In my view it would be best if there was some way to do this string_dict method that automatically handles mapping the variables to values, without needing to ensure unique variable names. Would it be difficult to enable that somehow?

RussTedrake commented 1 year ago

Sorry... shouldn't the dictionary go from Variable, not the variable string name, to value? Variables have an Id element that is guaranteed to be unique. And that should be what the Evaluate method is looking for?

richardrl commented 1 year ago

@RussTedrake The reason I didn't use Variable is because Variable is not serializable. I am solving the program, serializing the variable results with the string->value dictionary and loading it again.

I think if I serialized the ID->value instead, I'm not sure I could load the program a second time and map from the ID to the Variable?

hongkai-dai commented 1 year ago

The reason I didn't use Variable is because Variable is not serializable

The variable ID is an integer, which is serializable.

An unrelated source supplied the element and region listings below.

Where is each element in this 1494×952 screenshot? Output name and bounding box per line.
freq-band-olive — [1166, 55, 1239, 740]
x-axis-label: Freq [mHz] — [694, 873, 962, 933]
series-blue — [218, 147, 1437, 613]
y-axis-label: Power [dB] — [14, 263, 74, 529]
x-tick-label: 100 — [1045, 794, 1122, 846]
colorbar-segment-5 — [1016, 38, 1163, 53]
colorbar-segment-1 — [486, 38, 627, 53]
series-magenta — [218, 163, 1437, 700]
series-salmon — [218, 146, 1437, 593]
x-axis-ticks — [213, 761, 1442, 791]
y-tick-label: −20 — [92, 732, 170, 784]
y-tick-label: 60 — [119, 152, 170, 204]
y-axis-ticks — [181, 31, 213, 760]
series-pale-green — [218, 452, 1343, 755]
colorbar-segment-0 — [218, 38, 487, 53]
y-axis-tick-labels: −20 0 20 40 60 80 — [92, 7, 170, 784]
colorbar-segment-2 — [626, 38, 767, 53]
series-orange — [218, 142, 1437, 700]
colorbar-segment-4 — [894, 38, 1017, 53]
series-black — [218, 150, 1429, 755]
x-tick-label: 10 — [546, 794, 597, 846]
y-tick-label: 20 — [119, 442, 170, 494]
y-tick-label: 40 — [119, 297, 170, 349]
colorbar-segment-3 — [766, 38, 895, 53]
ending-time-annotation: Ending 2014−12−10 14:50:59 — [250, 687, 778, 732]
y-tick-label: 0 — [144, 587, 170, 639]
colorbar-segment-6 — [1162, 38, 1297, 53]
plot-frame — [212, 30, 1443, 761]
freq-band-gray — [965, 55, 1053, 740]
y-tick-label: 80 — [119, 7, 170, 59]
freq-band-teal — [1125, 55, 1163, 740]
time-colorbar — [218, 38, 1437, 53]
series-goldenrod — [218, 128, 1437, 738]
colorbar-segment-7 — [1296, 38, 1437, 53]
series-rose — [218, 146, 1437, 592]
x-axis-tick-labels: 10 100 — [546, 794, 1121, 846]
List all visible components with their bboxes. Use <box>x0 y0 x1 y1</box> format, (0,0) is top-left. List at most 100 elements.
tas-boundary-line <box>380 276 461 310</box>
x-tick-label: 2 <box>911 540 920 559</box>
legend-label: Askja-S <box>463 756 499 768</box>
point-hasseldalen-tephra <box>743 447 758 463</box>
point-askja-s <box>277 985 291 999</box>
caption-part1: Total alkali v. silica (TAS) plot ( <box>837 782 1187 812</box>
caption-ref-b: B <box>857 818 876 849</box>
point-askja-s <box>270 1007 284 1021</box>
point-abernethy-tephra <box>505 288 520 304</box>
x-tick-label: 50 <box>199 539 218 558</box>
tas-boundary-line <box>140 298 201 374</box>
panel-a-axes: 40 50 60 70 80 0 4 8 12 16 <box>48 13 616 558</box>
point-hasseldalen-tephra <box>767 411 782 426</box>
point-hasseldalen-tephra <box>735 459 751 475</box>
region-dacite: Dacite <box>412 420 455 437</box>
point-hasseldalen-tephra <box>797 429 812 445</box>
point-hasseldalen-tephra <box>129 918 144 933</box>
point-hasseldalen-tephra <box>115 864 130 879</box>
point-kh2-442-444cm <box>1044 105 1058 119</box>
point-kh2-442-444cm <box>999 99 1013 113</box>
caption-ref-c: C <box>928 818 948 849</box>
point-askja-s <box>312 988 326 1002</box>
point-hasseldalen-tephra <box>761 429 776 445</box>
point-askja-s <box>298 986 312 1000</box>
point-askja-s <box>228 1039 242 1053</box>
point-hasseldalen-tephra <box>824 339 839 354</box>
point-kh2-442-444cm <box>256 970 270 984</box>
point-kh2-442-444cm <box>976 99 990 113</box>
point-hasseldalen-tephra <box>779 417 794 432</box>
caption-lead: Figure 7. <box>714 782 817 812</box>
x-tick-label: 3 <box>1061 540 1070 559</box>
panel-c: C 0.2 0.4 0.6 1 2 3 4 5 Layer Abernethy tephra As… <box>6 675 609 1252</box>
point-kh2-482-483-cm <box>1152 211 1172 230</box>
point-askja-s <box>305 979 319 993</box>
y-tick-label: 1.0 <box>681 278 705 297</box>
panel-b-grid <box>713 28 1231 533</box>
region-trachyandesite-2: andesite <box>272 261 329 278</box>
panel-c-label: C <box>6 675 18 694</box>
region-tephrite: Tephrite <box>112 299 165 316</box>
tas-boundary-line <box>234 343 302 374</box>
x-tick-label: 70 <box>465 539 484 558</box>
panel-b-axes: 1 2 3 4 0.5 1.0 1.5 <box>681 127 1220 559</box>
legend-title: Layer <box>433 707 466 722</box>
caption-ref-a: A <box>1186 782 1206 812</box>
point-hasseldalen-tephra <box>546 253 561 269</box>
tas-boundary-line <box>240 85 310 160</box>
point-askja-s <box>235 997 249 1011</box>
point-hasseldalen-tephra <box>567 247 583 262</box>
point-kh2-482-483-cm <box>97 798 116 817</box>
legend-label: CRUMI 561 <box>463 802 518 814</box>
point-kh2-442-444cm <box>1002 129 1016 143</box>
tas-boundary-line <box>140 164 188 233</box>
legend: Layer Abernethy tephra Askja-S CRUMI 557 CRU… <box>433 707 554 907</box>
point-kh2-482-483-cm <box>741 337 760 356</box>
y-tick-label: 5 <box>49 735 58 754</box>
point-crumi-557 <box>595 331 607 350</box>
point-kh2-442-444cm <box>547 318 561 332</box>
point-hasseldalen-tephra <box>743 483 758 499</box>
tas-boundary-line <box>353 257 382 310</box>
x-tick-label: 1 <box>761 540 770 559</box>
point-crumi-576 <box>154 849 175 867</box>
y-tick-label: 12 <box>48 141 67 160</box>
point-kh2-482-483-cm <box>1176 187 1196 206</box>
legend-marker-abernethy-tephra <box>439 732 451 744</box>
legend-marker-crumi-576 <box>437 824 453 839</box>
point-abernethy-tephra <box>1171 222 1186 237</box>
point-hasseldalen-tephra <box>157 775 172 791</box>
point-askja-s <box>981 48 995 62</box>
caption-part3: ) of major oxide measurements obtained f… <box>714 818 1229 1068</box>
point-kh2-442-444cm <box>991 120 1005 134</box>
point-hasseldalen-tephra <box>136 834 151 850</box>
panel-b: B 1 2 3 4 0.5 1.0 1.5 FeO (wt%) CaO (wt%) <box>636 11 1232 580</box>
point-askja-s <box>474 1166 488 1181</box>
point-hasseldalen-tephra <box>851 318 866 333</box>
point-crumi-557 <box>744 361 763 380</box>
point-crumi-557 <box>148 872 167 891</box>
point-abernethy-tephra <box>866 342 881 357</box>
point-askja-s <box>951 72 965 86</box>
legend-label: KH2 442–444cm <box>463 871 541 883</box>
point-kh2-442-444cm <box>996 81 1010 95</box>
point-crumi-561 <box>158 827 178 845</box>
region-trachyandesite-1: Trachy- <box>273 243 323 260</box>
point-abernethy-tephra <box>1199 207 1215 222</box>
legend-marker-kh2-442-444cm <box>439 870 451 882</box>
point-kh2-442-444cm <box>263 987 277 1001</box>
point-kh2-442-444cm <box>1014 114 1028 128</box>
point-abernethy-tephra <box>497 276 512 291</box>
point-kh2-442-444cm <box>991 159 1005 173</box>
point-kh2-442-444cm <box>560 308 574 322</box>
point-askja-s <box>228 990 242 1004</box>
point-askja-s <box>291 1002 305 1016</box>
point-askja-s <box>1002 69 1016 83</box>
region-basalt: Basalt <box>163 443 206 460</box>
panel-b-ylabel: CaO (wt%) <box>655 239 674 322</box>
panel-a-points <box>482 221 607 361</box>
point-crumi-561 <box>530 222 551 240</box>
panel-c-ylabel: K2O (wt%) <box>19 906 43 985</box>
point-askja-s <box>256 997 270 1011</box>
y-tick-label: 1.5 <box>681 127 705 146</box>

You can store the mapping from the ID to the double value. If you reconstruct the MathematicalProgram again with the same code, the same variable will have the same ID as the previous call, so you can load the variable value.

hongkai-dai commented 1 year ago

The variable ID is assigned based on the order of creating each variable. At the beginning of the process the first variable ID is set to 0. So if your variables are created using the same code (which I think you did because you are debugging the same problem), and your code doesn't contain multi-thread (which can introduce randomness in the order of creating variables), then you can assume that the second call to your process construct symbolic::Variable with the same ID as the previous call.

jwnimmer-tri commented 9 months ago

To help focus the discussion -- the main sticking point here is the manual (non-Drake) "serialization" of decision variables, where the representation chosen was not up to the task.

In my view it would be best if there was some way to do this string_dict method that automatically handles mapping the variables to values, without needing to ensure unique variable names. Would it be difficult to enable that somehow?

We need to uniquely identify variables somehow when de/re-serializing. The question is what information to use.

I don't support Hongkai's idea of "So if your variables are created using the same code ... the same ID as the previous call." It's quite easy to for that kind of assumption to fail, when interactively debugging.

Instead, we should ask -- in your situation, how would you disambiguate two variables with the same name, when you think about a program? Would you use the relative order they were created in ("the first q, the second q")? Would you use the name of the constraint they participate in ("the q from the initial_positionconstraint; the q from the final_orientation_constraint")? Would you use the index in the program ("the i'th decision variable")?

Or would you reject the premise entirely -- deciding instead that your variables should never have the same same? In that case, you'd need to add an optional "name_hint" or similar to the helper functions you linked, so that the user can control the names.